Waymo includes these sensors as well. I wonder how else Argo might be able to use audio, beyond first-responder detection.

Sensor Cleaning

“The new lidar base contains water jets for cleaning and fans for cooling, allowing the sensors to efficiently operate in extreme temperatures and for the optical windows to be automatically cleaned if they’re ever obstructed by rain or dirt.”

Making sure that all of the sensors is clean is one of those operational details that engineers could ignore a few years ago. But for production vehicles, this becomes critical. Argo must care about this even more than most companies, given its focus on operating in a wide variety of climates.

Redundancy

The post mentions several times that the new stack has computation redundancy.

“We have two independent computing systems that serve to maintain safe operations.”

The description is a bit vague on some important details. It’s unclear whether the secondary stack (labeled Complementary Autonomous Vehicle System — CAVS) is “fail-safe” or “fail-operational.” That is, if the primary system fails, can CAVS complete the vehicle’s route, or does it simply pull to the side safely and wait for assistance?

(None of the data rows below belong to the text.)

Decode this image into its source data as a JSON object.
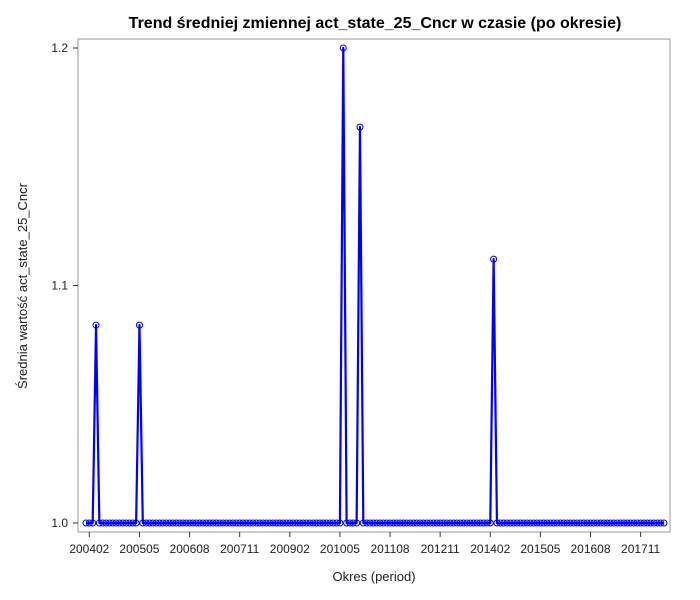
{
  "chart_data": {
    "type": "line",
    "title": "Trend średniej zmiennej act_state_25_Cncr w czasie (po okresie)",
    "xlabel": "Okres (period)",
    "ylabel": "Średnia wartość act_state_25_Cncr",
    "x_start": "200401",
    "x_end": "201806",
    "x_ticks": [
      "200402",
      "200505",
      "200608",
      "200711",
      "200902",
      "201005",
      "201108",
      "201211",
      "201402",
      "201505",
      "201608",
      "201711"
    ],
    "y_ticks": [
      "1.0",
      "1.1",
      "1.2"
    ],
    "ylim": [
      1.0,
      1.2
    ],
    "baseline_value": 1.0,
    "peaks": [
      {
        "period": "200404",
        "value": 1.0833
      },
      {
        "period": "200505",
        "value": 1.0833
      },
      {
        "period": "201006",
        "value": 1.2
      },
      {
        "period": "201011",
        "value": 1.1667
      },
      {
        "period": "201403",
        "value": 1.1111
      }
    ],
    "line_color": "#0000ff",
    "marker": "open-circle",
    "grid": false,
    "legend": "none"
  }
}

The post is also a bit unclear as to whether CAVS is a separate and redundant system, or whether it participates in the functionality of the primary system.

“… the computers use different detection algorithms so the backup computer has a unique perception ability which improves the robustness of response in an unexpected situation.”


Regardless of the nitty gritty details, it sounds like this system is a big step forward for Argo!